In this paper, we propose a multi-objective optimization framework to address the joint mobile association and resource allocation problem in a video transmitted wireless heterogeneous network. We consider user quality of experience (QoE) as one of the design objectives together with two other performance metrics to characterize the design tradeoffs among perceived video quality, power consumption, and network resource consumption. In order to find the Pareto optimal solutions for a multi-objective optimization problem, we first apply weighted Tchebycheff approach to aggregate multiple objectives and minimize the Tchebycheff distance between the optimal solution and utopia solution. Dual decomposition technique is then introduced to decompose the above mentioned problem into a series of similar subproblems. By using linear relaxation and variable transformation, standard convex optimization method is applied to solve these subproblems efficiently and the optimal mobile association and resource allocation are obtained.
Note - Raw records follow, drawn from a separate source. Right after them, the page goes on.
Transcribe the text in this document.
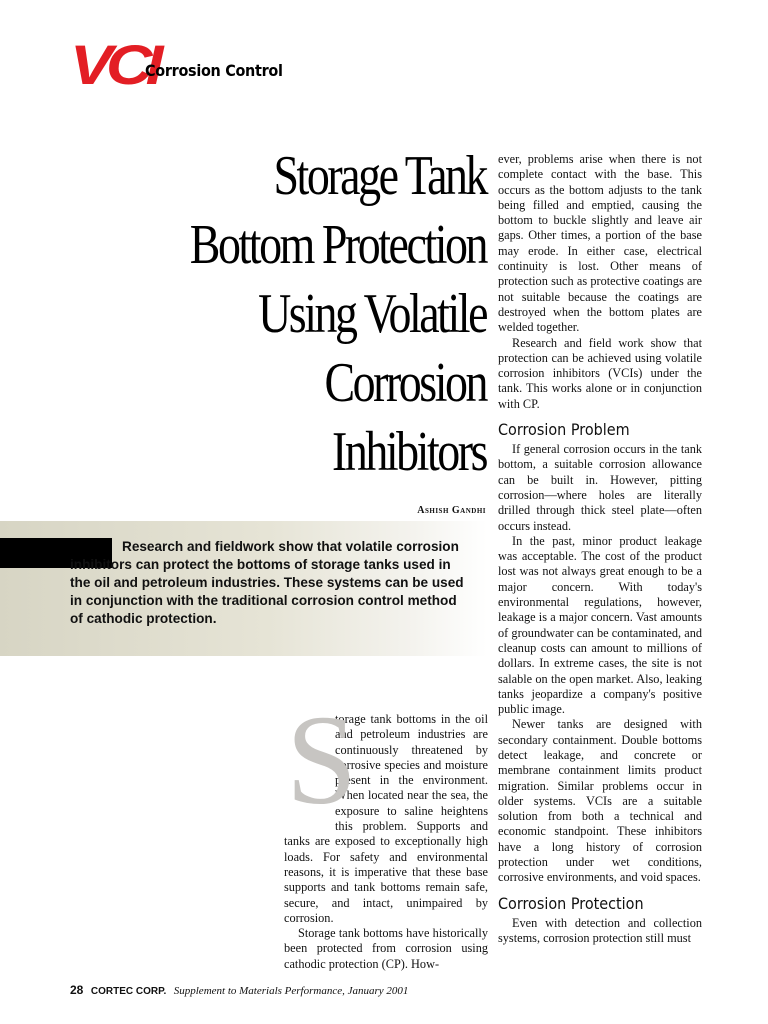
VCI
Corrosion Control
Storage Tank
Bottom Protection
Using Volatile
Corrosion
Inhibitors
Ashish Gandhi
Research and fieldwork show that volatile corrosion inhibitors can protect the bottoms of storage tanks used in the oil and petroleum industries. These systems can be used in conjunction with the traditional corrosion control method of cathodic protection.
S

torage tank bottoms in the oil and petroleum industries are continuously threatened by corrosive species and moisture present in the environment. When located near the sea, the exposure to saline heightens this problem. Supports and tanks are exposed to exceptionally high loads. For safety and environmental reasons, it is imperative that these base supports and tank bottoms remain safe, secure, and intact, unimpaired by corrosion.

Storage tank bottoms have historically been protected from corrosion using cathodic protection (CP). How-

ever, problems arise when there is not complete contact with the base. This occurs as the bottom adjusts to the tank being filled and emptied, causing the bottom to buckle slightly and leave air gaps. Other times, a portion of the base may erode. In either case, electrical continuity is lost. Other means of protection such as protective coatings are not suitable because the coatings are destroyed when the bottom plates are welded together.

Research and field work show that protection can be achieved using volatile corrosion inhibitors (VCIs) under the tank. This works alone or in conjunction with CP.

Corrosion Problem

If general corrosion occurs in the tank bottom, a suitable corrosion allowance can be built in. However, pitting corrosion—where holes are literally drilled through thick steel plate—often occurs instead.

In the past, minor product leakage was acceptable. The cost of the product lost was not always great enough to be a major concern. With today's environmental regulations, however, leakage is a major concern. Vast amounts of groundwater can be contaminated, and cleanup costs can amount to millions of dollars. In extreme cases, the site is not salable on the open market. Also, leaking tanks jeopardize a company's positive public image.

Newer tanks are designed with secondary containment. Double bottoms detect leakage, and concrete or membrane containment limits product migration. Similar problems occur in older systems. VCIs are a suitable solution from both a technical and economic standpoint. These inhibitors have a long history of corrosion protection under wet conditions, corrosive environments, and void spaces.

Corrosion Protection

Even with detection and collection systems, corrosion protection still must

28 CORTEC CORP. Supplement to Materials Performance, January 2001
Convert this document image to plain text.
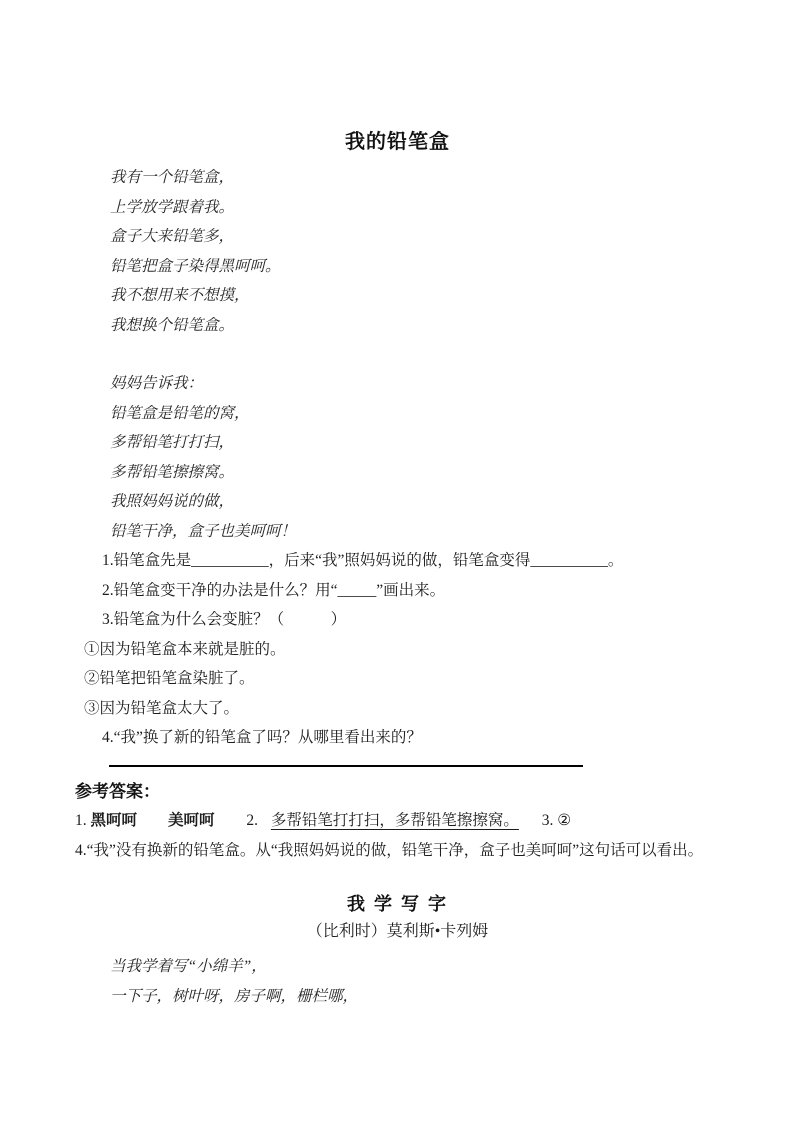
我的铅笔盒
我有一个铅笔盒，
上学放学跟着我。
盒子大来铅笔多，
铅笔把盒子染得黑呵呵。
我不想用来不想摸，
我想换个铅笔盒。
妈妈告诉我：
铅笔盒是铅笔的窝，
多帮铅笔打打扫，
多帮铅笔擦擦窝。
我照妈妈说的做，
铅笔干净，盒子也美呵呵！
1.铅笔盒先是__________，后来“我”照妈妈说的做，铅笔盒变得__________。
2.铅笔盒变干净的办法是什么？用“_____”画出来。
3.铅笔盒为什么会变脏？（　　　）
①因为铅笔盒本来就是脏的。
②铅笔把铅笔盒染脏了。
③因为铅笔盒太大了。
4.“我”换了新的铅笔盒了吗？从哪里看出来的？
参考答案：
1. 黑呵呵　　美呵呵 2. 多帮铅笔打打扫，多帮铅笔擦擦窝。 3. ②
4.“我”没有换新的铅笔盒。从“我照妈妈说的做，铅笔干净，盒子也美呵呵”这句话可以看出。
我 学 写 字
（比利时）莫利斯•卡列姆
当我学着写“小绵羊”，
一下子，树叶呀，房子啊，栅栏哪，
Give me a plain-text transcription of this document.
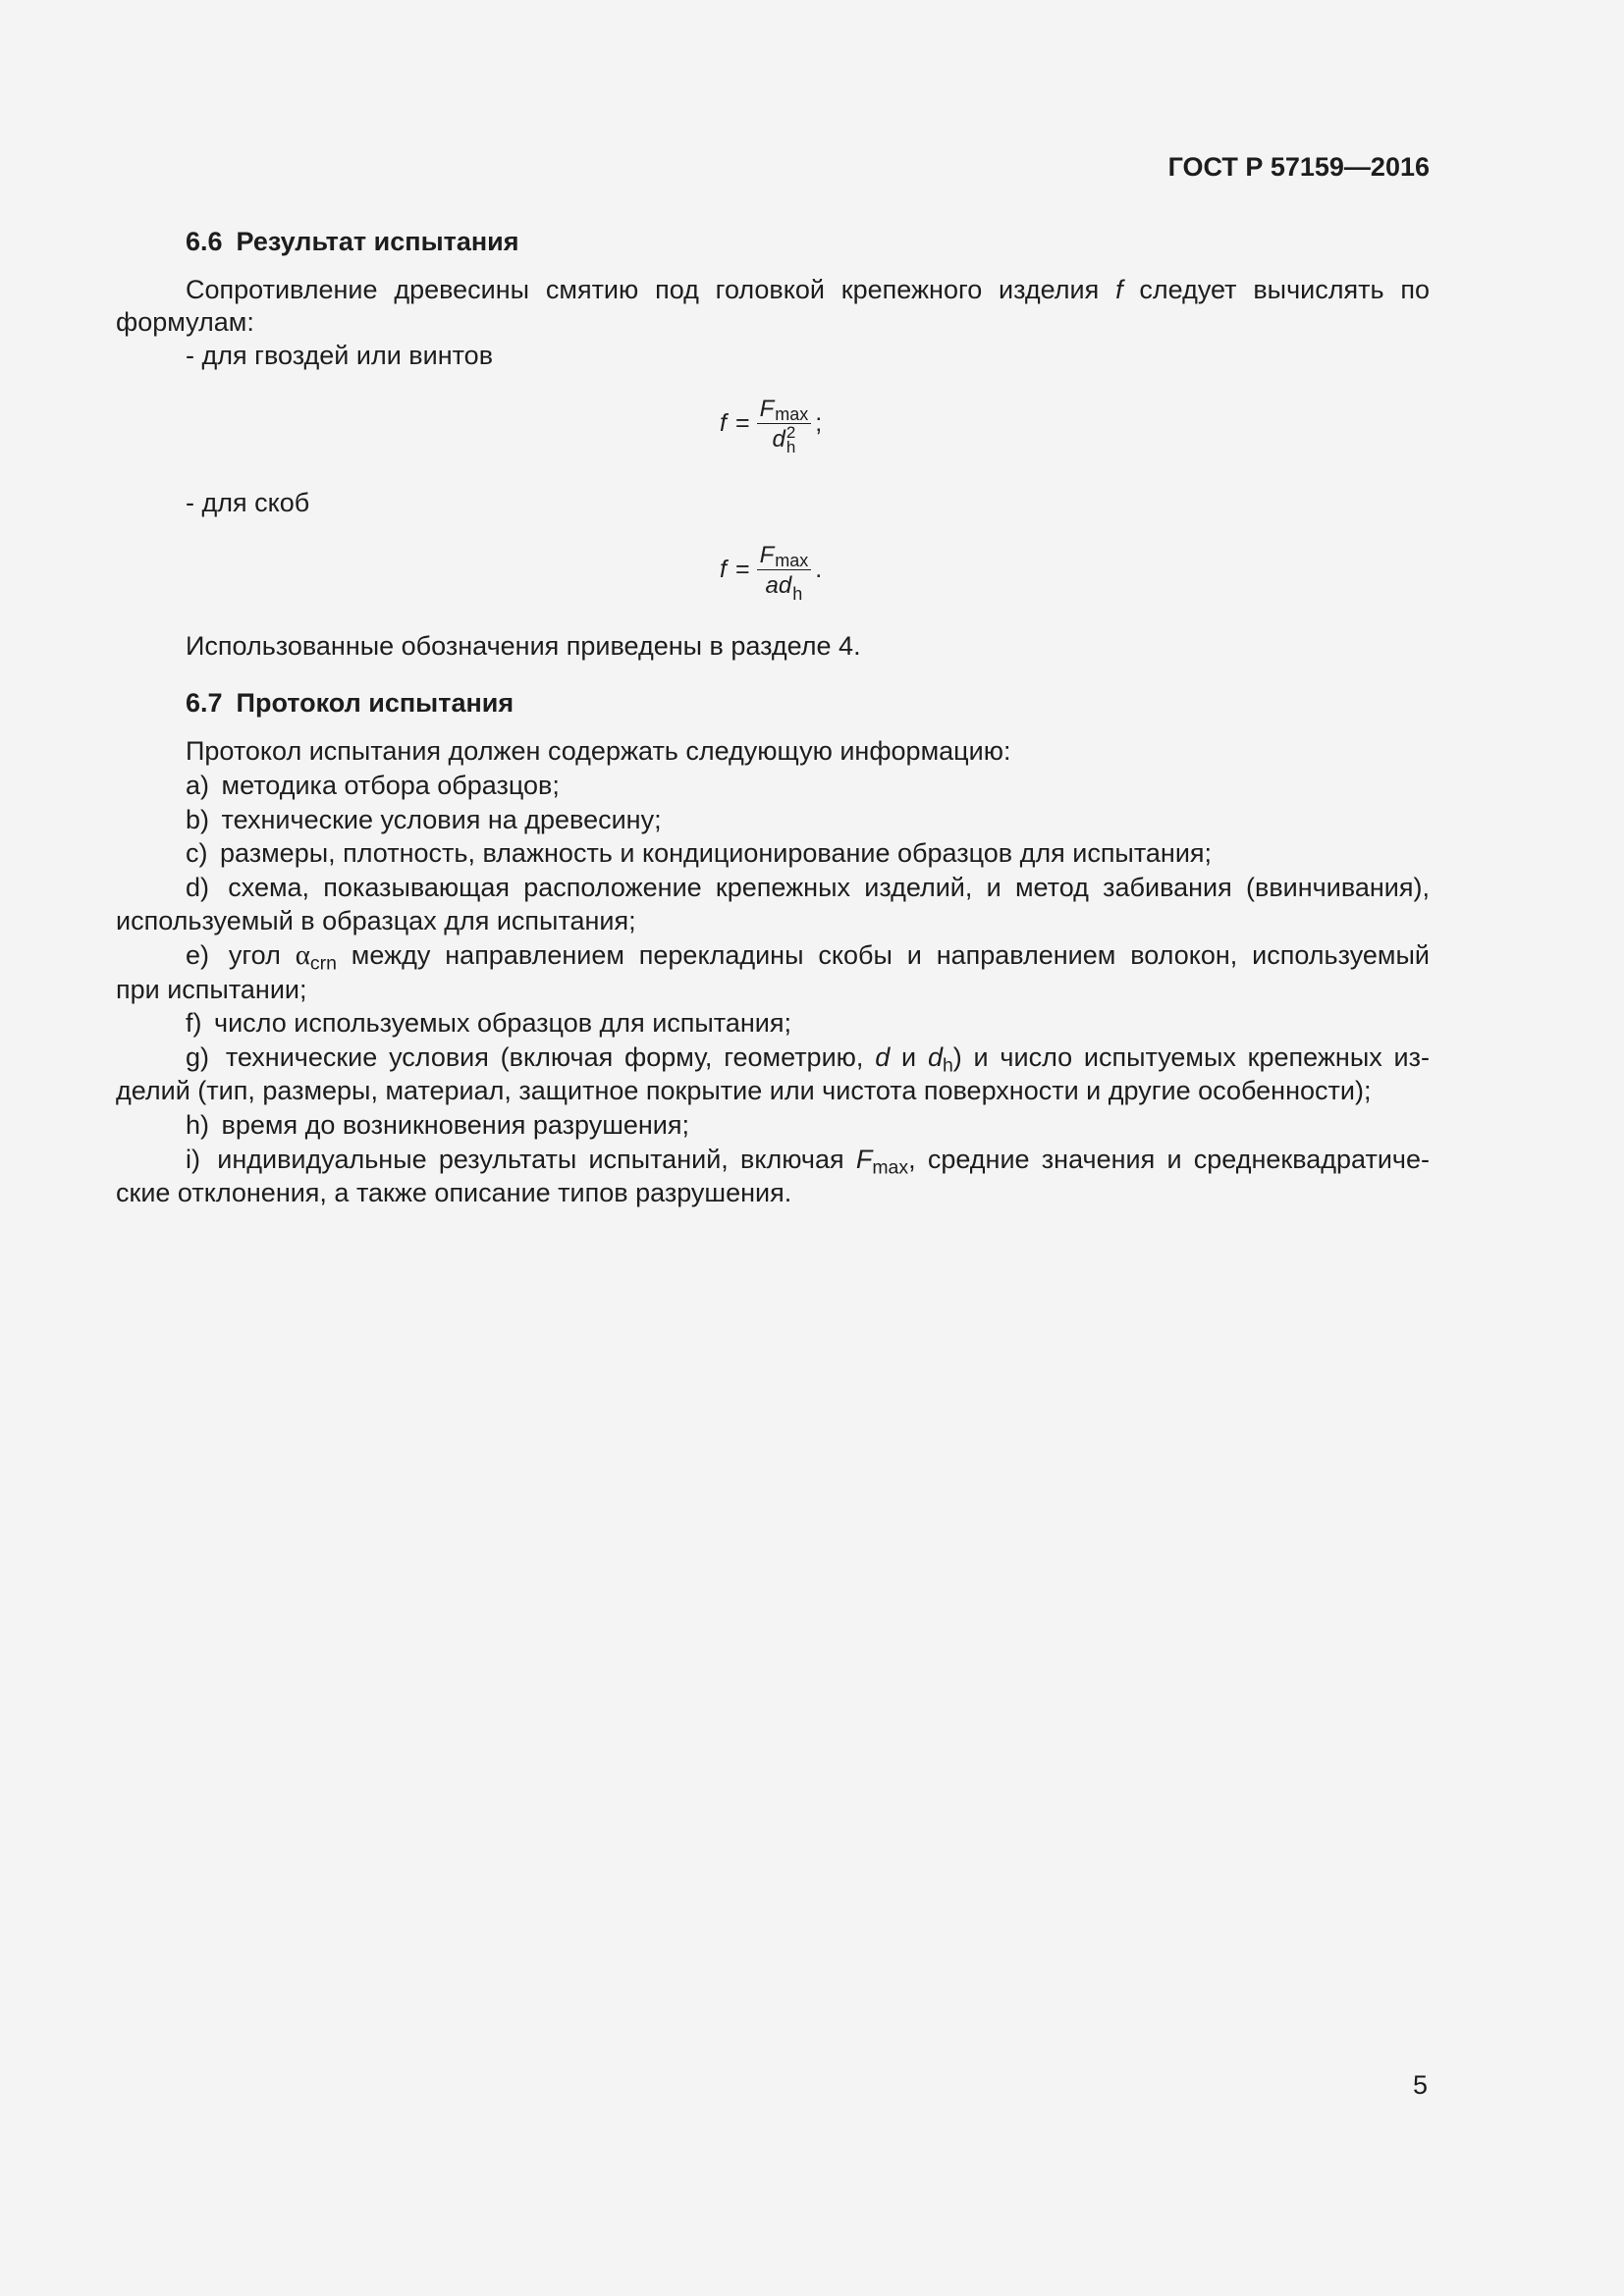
ГОСТ Р 57159—2016
6.6 Результат испытания
Сопротивление древесины смятию под головкой крепежного изделия f следует вычислять по
формулам:
- для гвоздей или винтов
f = F max
d 2
h ;
- для скоб
$f = \frac{\text{F max}}{\text{ad h}}$ .
Использованные обозначения приведены в разделе 4.
6.7 Протокол испытания
Протокол испытания должен содержать следующую информацию:
a) методика отбора образцов;
b) технические условия на древесину;
c) размеры, плотность, влажность и кондиционирование образцов для испытания;
d) схема, показывающая расположение крепежных изделий, и метод забивания (ввинчивания),
используемый в образцах для испытания;
e) угол $\alpha_{crn}$ между направлением перекладины скобы и направлением волокон, используемый
при испытании;
f) число используемых образцов для испытания;
g) технические условия (включая форму, геометрию, d и $d_h$) и число испытуемых крепежных из-
делий (тип, размеры, материал, защитное покрытие или чистота поверхности и другие особенности);
h) время до возникновения разрушения;
i) индивидуальные результаты испытаний, включая $F_{max}$, средние значения и среднеквадратиче-
ские отклонения, а также описание типов разрушения.
5
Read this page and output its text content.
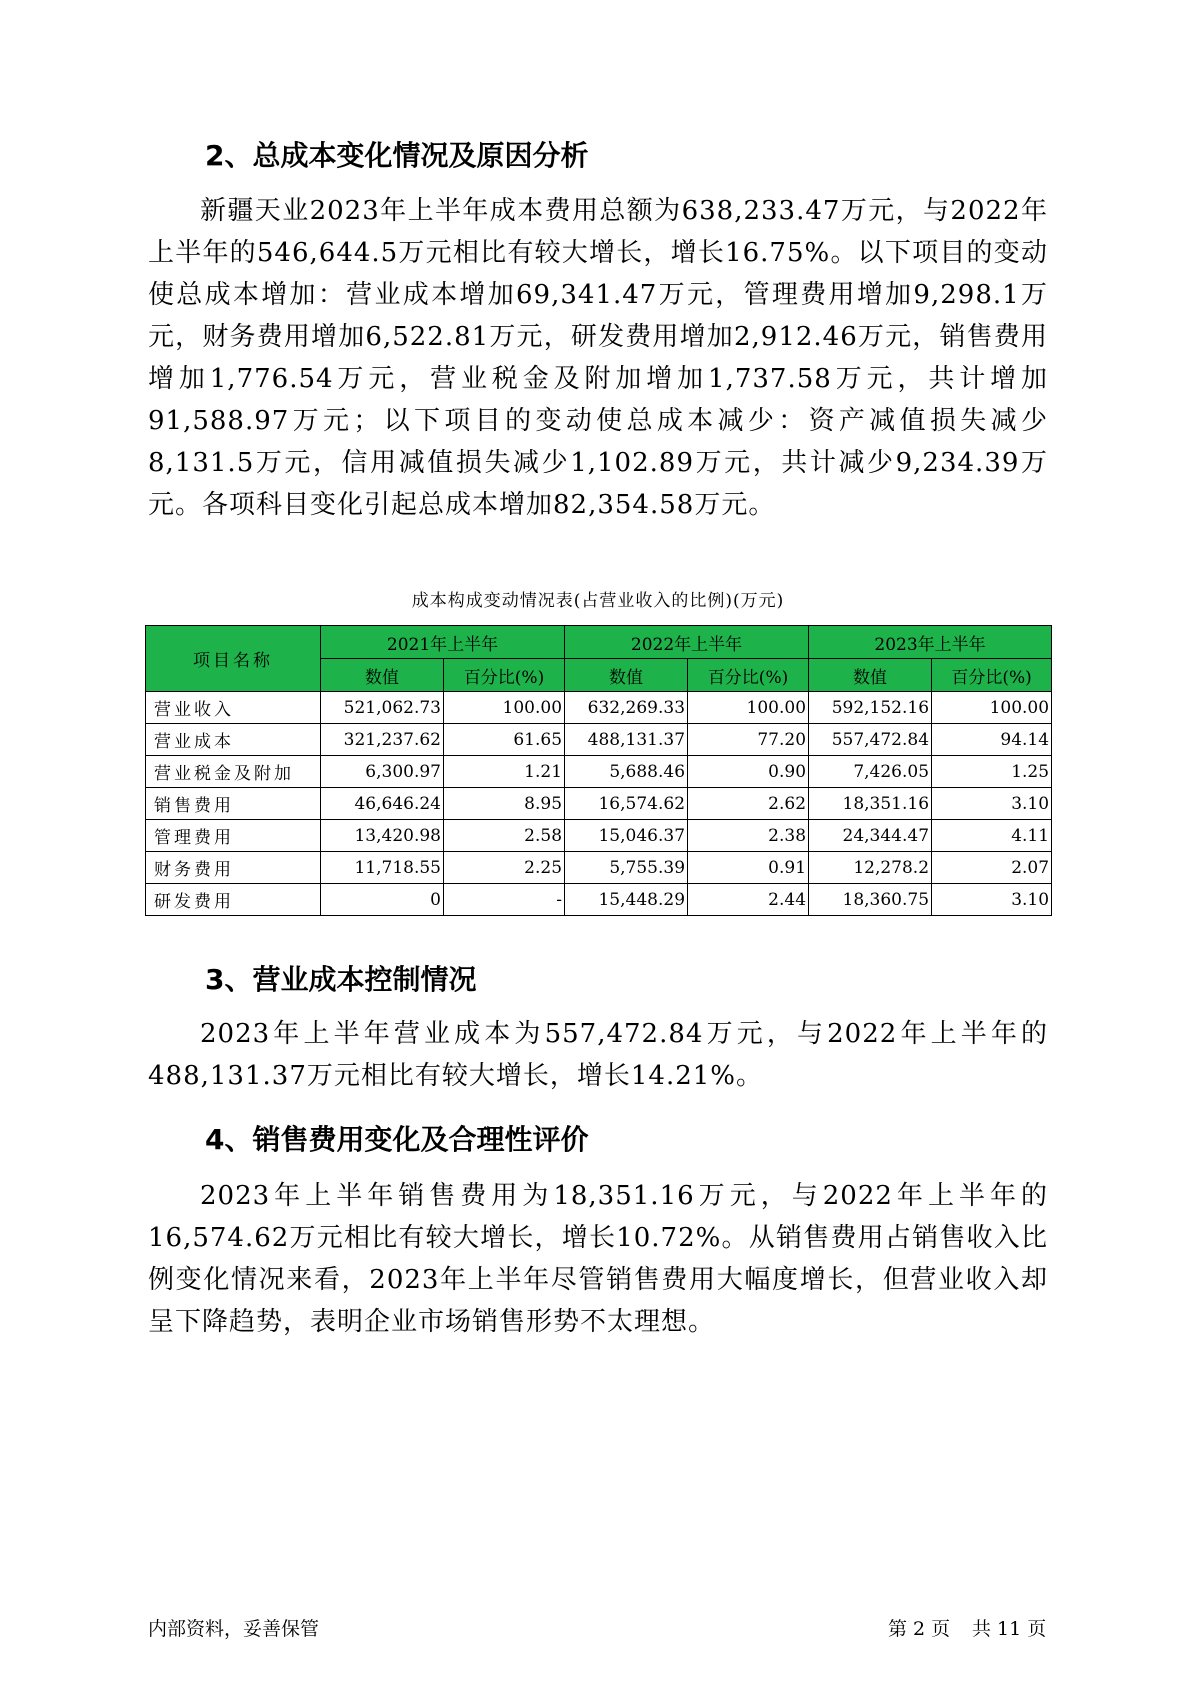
2、总成本变化情况及原因分析

新疆天业2023年上半年成本费用总额为638,233.47万元，与2022年上半年的546,644.5万元相比有较大增长，增长16.75%。以下项目的变动使总成本增加：营业成本增加69,341.47万元，管理费用增加9,298.1万元，财务费用增加6,522.81万元，研发费用增加2,912.46万元，销售费用增加1,776.54万元，营业税金及附加增加1,737.58万元，共计增加91,588.97万元；以下项目的变动使总成本减少：资产减值损失减少8,131.5万元，信用减值损失减少1,102.89万元，共计减少9,234.39万元。各项科目变化引起总成本增加82,354.58万元。

成本构成变动情况表(占营业收入的比例)(万元)
项目名称	2021年上半年		2022年上半年		2023年上半年	
	数值	百分比(%)	数值	百分比(%)	数值	百分比(%)
营业收入	521,062.73	100.00	632,269.33	100.00	592,152.16	100.00
营业成本	321,237.62	61.65	488,131.37	77.20	557,472.84	94.14
营业税金及附加	6,300.97	1.21	5,688.46	0.90	7,426.05	1.25
销售费用	46,646.24	8.95	16,574.62	2.62	18,351.16	3.10
管理费用	13,420.98	2.58	15,046.37	2.38	24,344.47	4.11
财务费用	11,718.55	2.25	5,755.39	0.91	12,278.2	2.07
研发费用	0	-	15,448.29	2.44	18,360.75	3.10
3、营业成本控制情况

2023年上半年营业成本为557,472.84万元，与2022年上半年的488,131.37万元相比有较大增长，增长14.21%。

4、销售费用变化及合理性评价

2023年上半年销售费用为18,351.16万元，与2022年上半年的16,574.62万元相比有较大增长，增长10.72%。从销售费用占销售收入比例变化情况来看，2023年上半年尽管销售费用大幅度增长，但营业收入却呈下降趋势，表明企业市场销售形势不太理想。

内部资料，妥善保管	第 2 页 共 11 页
System level simulation studies numerically demonstrate the tradeoffs among three design objectives and provide an insightful understanding on the performance compromise under multi-objective conditions.

An algebraic framework for mobile association in wireless heterogeneous networks

Heterogeneous network via the deployment of a diverse set of base stations (BSs) has become a hot research topic to improve spectral efficiency and network capacity. In this paper, we consider a cellular network with multiple low-power relay nodes (RN) deployed in each cell to help the downlink transmission between the BS and the user equipments (UE). With conventional mobile association schemes, traffic load may concentrate on the BSs due to their high transmit power, leading to a highly unbalanced traffic load distribution and inefficient utilization of the RNs. We first derive a generalized algebraic framework for mobile association optimization of UEs, considering the load balance of BSs and RNs. In addition, we propose a greedy mobile association algorithm to accept UEs according to the effective consuming resource table. Simulation studies demonstrate the effectiveness of our proposed algorithm.